Comparing adverse events data from systematic reviews and consumer social media posts




Poster session 1


Sunday 16 September 2018 - 12:30 to 14:00

All authors in correct order:

Golder S1, Smith K2, O'Connor K3, Abeed S3, Gonzalez-Hernandez G3
1 Cochrane Adverse Effects Methods Group, UK
2 Regis University, USA
3 University of Pennsylvania, USA
Presenting author and contact person

Presenting author:

Su Golder

Contact person:

Abstract text
Technological advances have enabled the searching of social media for healthcare consumers' posts on adverse events. However, validation of social media as a data source is required against other sources such as systematic reviews. Systematic reviews are a key source of adverse event data as they pool data, improving generalisability and decreasing uncertainty.

We sought to compare information on adverse events from systematic reviews and from healthcare consumer posts on social media.

We identified 38 reviews of adalimumab from Epistemonikos and DARE and 10,188 social media posts mentioning adalimumab. We compared the adverse event categories mentioned in systematic reviews and social media posts and the rank order of these adverse event categories. We then carried out a more detailed analysis with the included randomised controlled trials (RCTs) from the reviews that reported rates in the treatment and placebo arms.

Only 20 of the 38 reviews reported on named adverse effects with adalimumab monotherapy. The variety of statistical analysis (events per patient years, risk ratios, rates) and the lack of numerical data reported in the systematic reviews made comparisons difficult. A comparison of adverse events mentioned in these 20 systematic reviews with the top 16 adverse events categories identified from Twitter revealed that 'neurologic: anxiety/depression/insomnia/panic/mood' was the only category not covered in the systematic reviews despite ranking 5th on Twitter. We were only able to rank order adverse events within 10 systematic reviews. The rank order in these reviews differed from the social media posts (Table 1).

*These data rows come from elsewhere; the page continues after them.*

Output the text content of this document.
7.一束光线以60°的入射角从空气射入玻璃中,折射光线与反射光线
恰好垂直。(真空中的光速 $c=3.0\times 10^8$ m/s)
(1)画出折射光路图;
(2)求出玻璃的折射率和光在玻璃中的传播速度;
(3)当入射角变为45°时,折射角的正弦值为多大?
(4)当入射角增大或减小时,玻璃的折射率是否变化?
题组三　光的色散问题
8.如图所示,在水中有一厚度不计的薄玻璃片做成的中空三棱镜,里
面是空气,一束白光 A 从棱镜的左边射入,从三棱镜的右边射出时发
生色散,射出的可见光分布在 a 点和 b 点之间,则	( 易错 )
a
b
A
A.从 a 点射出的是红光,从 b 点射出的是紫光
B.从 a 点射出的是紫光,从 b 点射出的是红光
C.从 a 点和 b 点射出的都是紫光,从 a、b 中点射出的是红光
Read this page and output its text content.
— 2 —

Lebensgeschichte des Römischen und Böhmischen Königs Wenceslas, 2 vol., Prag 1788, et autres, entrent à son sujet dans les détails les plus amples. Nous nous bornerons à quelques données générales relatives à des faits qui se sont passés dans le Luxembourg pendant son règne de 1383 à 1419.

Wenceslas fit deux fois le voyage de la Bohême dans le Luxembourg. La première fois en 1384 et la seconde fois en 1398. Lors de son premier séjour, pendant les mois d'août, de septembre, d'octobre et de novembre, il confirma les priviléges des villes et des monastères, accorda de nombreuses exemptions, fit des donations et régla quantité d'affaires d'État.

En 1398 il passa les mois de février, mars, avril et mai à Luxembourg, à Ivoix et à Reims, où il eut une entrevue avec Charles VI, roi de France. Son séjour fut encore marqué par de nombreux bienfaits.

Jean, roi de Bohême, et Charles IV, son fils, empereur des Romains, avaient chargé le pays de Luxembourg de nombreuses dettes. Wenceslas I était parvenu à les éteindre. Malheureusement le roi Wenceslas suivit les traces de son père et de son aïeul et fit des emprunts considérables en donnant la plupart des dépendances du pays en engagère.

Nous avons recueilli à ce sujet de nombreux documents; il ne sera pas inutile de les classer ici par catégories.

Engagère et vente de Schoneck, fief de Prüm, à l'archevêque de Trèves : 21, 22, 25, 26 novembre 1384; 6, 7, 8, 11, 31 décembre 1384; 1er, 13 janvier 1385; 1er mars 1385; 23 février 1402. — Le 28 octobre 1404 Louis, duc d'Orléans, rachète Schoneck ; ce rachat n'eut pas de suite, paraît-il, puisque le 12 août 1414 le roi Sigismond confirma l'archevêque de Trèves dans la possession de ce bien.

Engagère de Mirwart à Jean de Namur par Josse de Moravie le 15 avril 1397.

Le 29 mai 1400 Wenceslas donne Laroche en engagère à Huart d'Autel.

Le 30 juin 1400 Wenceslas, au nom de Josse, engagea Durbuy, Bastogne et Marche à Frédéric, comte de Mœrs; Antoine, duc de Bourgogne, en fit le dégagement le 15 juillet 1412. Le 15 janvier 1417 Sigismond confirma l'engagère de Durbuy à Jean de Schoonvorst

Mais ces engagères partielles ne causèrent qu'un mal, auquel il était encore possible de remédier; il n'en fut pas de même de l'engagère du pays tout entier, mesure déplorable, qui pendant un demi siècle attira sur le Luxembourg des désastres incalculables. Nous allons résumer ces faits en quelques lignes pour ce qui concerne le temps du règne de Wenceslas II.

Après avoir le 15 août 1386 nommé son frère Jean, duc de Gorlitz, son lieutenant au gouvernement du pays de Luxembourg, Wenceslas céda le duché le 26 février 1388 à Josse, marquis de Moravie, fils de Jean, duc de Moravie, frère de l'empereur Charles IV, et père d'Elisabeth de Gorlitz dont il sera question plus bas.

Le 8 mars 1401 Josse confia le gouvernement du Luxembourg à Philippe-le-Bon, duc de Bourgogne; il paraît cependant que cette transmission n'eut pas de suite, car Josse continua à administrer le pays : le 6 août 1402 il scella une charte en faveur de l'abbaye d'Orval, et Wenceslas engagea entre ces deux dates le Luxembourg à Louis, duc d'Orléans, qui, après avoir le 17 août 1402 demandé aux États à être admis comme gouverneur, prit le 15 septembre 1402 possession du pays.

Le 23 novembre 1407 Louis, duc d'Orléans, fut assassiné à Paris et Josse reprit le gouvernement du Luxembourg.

We carried out an analysis of the 11 RCTs included in the systematic reviews. Only 'infection' had complete data in all the RCTs and 'injection site' was reported in nine. One major issue, therefore, was that investigators may be primarily interested in determining efficacy outcomes hence adverse outcomes that rank lower than the most common ones (i.e. lower than infections and local reactions) may not be measured.

Reporting bias was prevalent, with reviews focusing on selected adverse events. These adverse events may not be the most salient according to healthcare consumer posts on social media.

Patient or healthcare consumer involvement:
For this stage of our project, we did not involve patients or consumers.


Relevance to patients and consumers: 

Adverse events are an important patient outcome. Information on adverse events helps improve informed balanced decision making. Identifying information on adverse events, however, can be challenging. Social media contains many mentions of adverse events posted directly by patients or consumers. This research finds differences in the adverse events reported in reviews and those posted by consumers. This enforces the need to prevent reporting bias in systematic reviews of adverse events and the potential value of social media to ascertain the most salient adverse events as recognised by healthcare consumers.